Business & Finance

A cabinet meeting is scheduled for Tuesday in Rome to consider how Italy's government can bail out dairy-products giant Parmalat, amid reports that the company is on the verge of declaring bankruptcy. The financial reporting service Bloomberg.com said Parmalat has hired a law firm to advise it on such a filing. The company owes its creditors billions of dollars. In related developments:

• Unions representing employees at the company's Parma, Italy, base were hoping to meet with chairman Enrico Bondi and other senior executives Monday to seek guarantees on job security for their members.

• Citing sources close to the situation, the Financial Times reported that the $4.9 billion Parmalat admitted last week to be missing from its accounts, in fact, may well be more than $8 billion. The company claimed the funds were deposited with the Bank of America, but the latter swore in an affidavit that there was no such account.

• Nestlé, one of the world's largest marketers of concentrated dairy products, contradicted reports in Swiss newspapers that it is a potential bidder for some of Parmalat's assets.

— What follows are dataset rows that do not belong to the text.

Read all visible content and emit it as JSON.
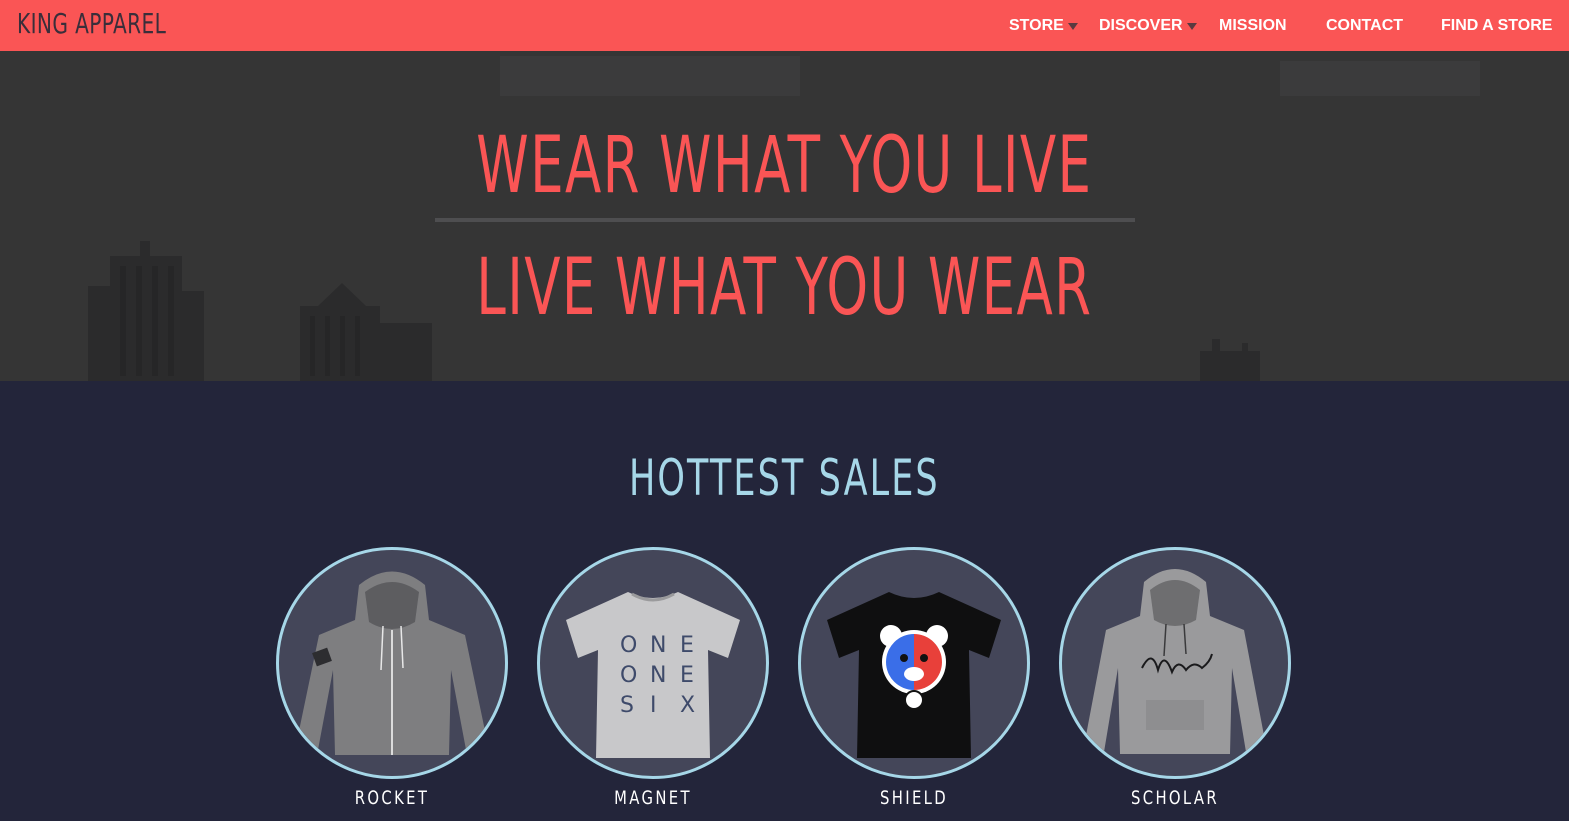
{
  "brand": "KING APPAREL",
  "nav": {
    "items": [
      {
        "label": "STORE",
        "dropdown": true
      },
      {
        "label": "DISCOVER",
        "dropdown": true
      },
      {
        "label": "MISSION",
        "dropdown": false
      },
      {
        "label": "CONTACT",
        "dropdown": false
      },
      {
        "label": "FIND A STORE",
        "dropdown": false
      }
    ]
  },
  "hero": {
    "line1": "WEAR WHAT YOU LIVE",
    "line2": "LIVE WHAT YOU WEAR"
  },
  "sales": {
    "title": "HOTTEST SALES",
    "products": [
      {
        "name": "ROCKET",
        "image": "grey-zip-hoodie"
      },
      {
        "name": "MAGNET",
        "image": "grey-graphic-tshirt"
      },
      {
        "name": "SHIELD",
        "image": "black-bear-tshirt"
      },
      {
        "name": "SCHOLAR",
        "image": "grey-script-hoodie"
      }
    ]
  },
  "colors": {
    "accent": "#fa5555",
    "navy": "#23253a",
    "light_blue": "#a6d7e8",
    "hero_bg": "#353535"
  }
}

Pharmaceutical giant Pfizer agreed to buy Esperion Therapeutics in a $1.3 billion deal, both companies announced Sunday. Esperion, based in Ann Arbor, Mich., specializes in development of treatments for heart disease. Pfizer is based in New York.

Boeing Co. signed a $1.5 billion contract to supply nine passenger aircraft to South Korea's largest carrier. Korean Air, which currently operates 118 aircraft, also recently agreed to buy eight planes from French-based Airbus, Boeing's chief rival. That deal is valued at $2.2 billion.

In a deal valued at $1.86 billion, the bidding for the eighth-largest financial-services institution in Spain. Banco Atlantico, was won by rival Banco de Sabadell SA, the Dow Jones business news service reported. Sabadell is the nation's fourth-largest bank.

Oil industry giant Royal Dutch/Shell announced it will take a $1 billion charge against fourth-quarter earnings to help cover the cost of closing some of its refineries, selling off production fields that are past their peak as well as other assets, and eliminating jobs.